The large majority of users on online betting sites operated by Singapore Pools and Singapore Turf Club do not appear to be first-time gamblers, said Second Minister for Home Affairs Josephine Teo in Parliament on Yesterday (Feb 28). 

Citing figures provided by the two operators, Mrs Teo said more than one-third of the remote account holders at Singapore Pools previously held telephone betting accounts. For Singapore Turf Club, the figure stands at four-fifth of its account holders. 

Among those who did not hold telephone betting accounts previously, over 95 per cent of them indicated that they had placed bets with the operators in the preceding 12 months, she added. 

In short, the large majority do not appear to be first-time gamblers,” Mrs Teo said in response to a parliamentary question from Non-Constituency Member of Parliament Leon Perera of the Workers’ Party.

She noted that it is not possible to ascertain whether these remote account holders have simply switched from other platforms, including illegal ones, or have increased their total gambling. 

However, there has not been evidence of a surge in the sum of bets placed with the two Singapore-based lottery operators since the commencement of remote services in 2016, said Mrs Teo. 

For 2017, the turnover for Singapore Pools and Singapore Turf Club grew by 2.6 per cent, similar to the average annual growth of 2.4 per cent between FY2012 and FY2015. 
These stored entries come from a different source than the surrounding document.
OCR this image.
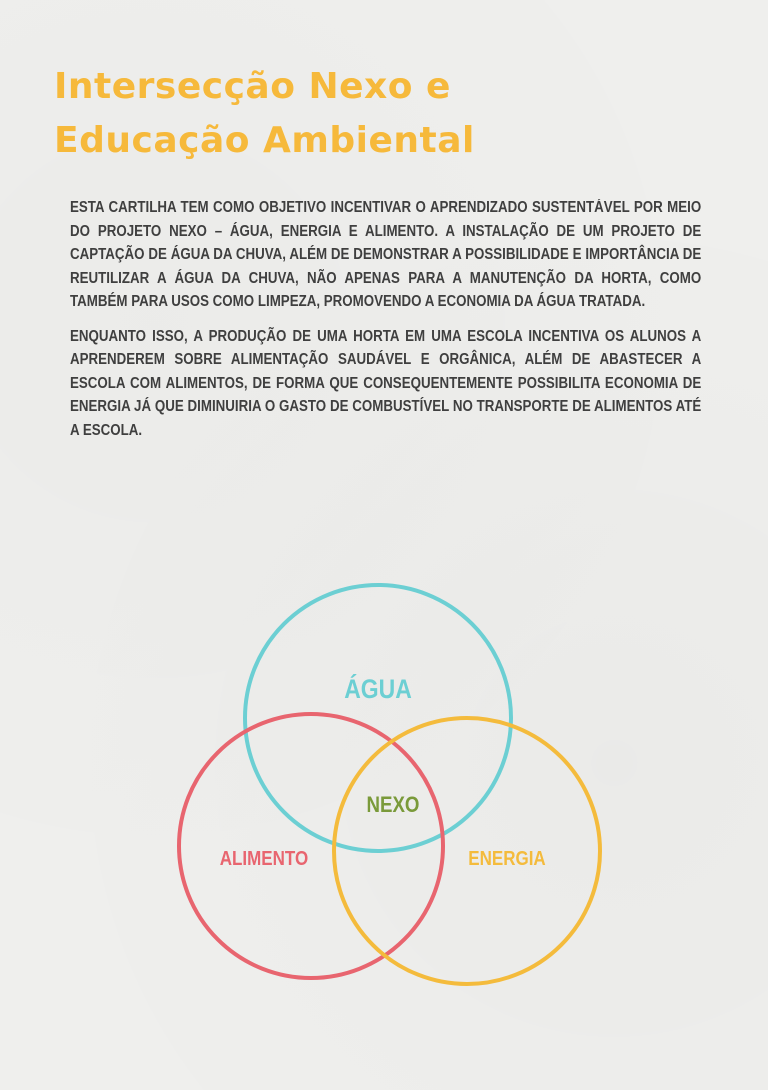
Intersecção Nexo e
Educação Ambiental

ESTA CARTILHA TEM COMO OBJETIVO INCENTIVAR O APRENDIZADO SUSTENTÁVEL POR MEIO DO PROJETO NEXO – ÁGUA, ENERGIA E ALIMENTO. A INSTALAÇÃO DE UM PROJETO DE CAPTAÇÃO DE ÁGUA DA CHUVA, ALÉM DE DEMONSTRAR A POSSIBILIDADE E IMPORTÂNCIA DE REUTILIZAR A ÁGUA DA CHUVA, NÃO APENAS PARA A MANUTENÇÃO DA HORTA, COMO TAMBÉM PARA USOS COMO LIMPEZA, PROMOVENDO A ECONOMIA DA ÁGUA TRATADA.

ENQUANTO ISSO, A PRODUÇÃO DE UMA HORTA EM UMA ESCOLA INCENTIVA OS ALUNOS A APRENDEREM SOBRE ALIMENTAÇÃO SAUDÁVEL E ORGÂNICA, ALÉM DE ABASTECER A ESCOLA COM ALIMENTOS, DE FORMA QUE CONSEQUENTEMENTE POSSIBILITA ECONOMIA DE ENERGIA JÁ QUE DIMINUIRIA O GASTO DE COMBUSTÍVEL NO TRANSPORTE DE ALIMENTOS ATÉ A ESCOLA.

ÁGUA
NEXO
ALIMENTO	ENERGIA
On the other hand, the local underground remote gambling market grew by 0.3 per cent in 2017, lower than the average annual growth rate of 3.1 per cent between 2012 and 2016, added Mrs Teo while citing figures from gambling consultancy firm H2GC. 

The two Singapore-based lottery operators received the go-ahead to run online betting platforms in September 2016. Then, the Ministry of Home Affairs (MHA) said in a statement that the two have been “found suitable” to be exempted from the Remote Gambling Act (RGA), which came into force in February 2015. 

However, both operators will have to implement safeguards, such as ensuring only those aged 21 and above to open player accounts and that punters are not gambling on credit. They will also be required to set daily funding and gambling limits.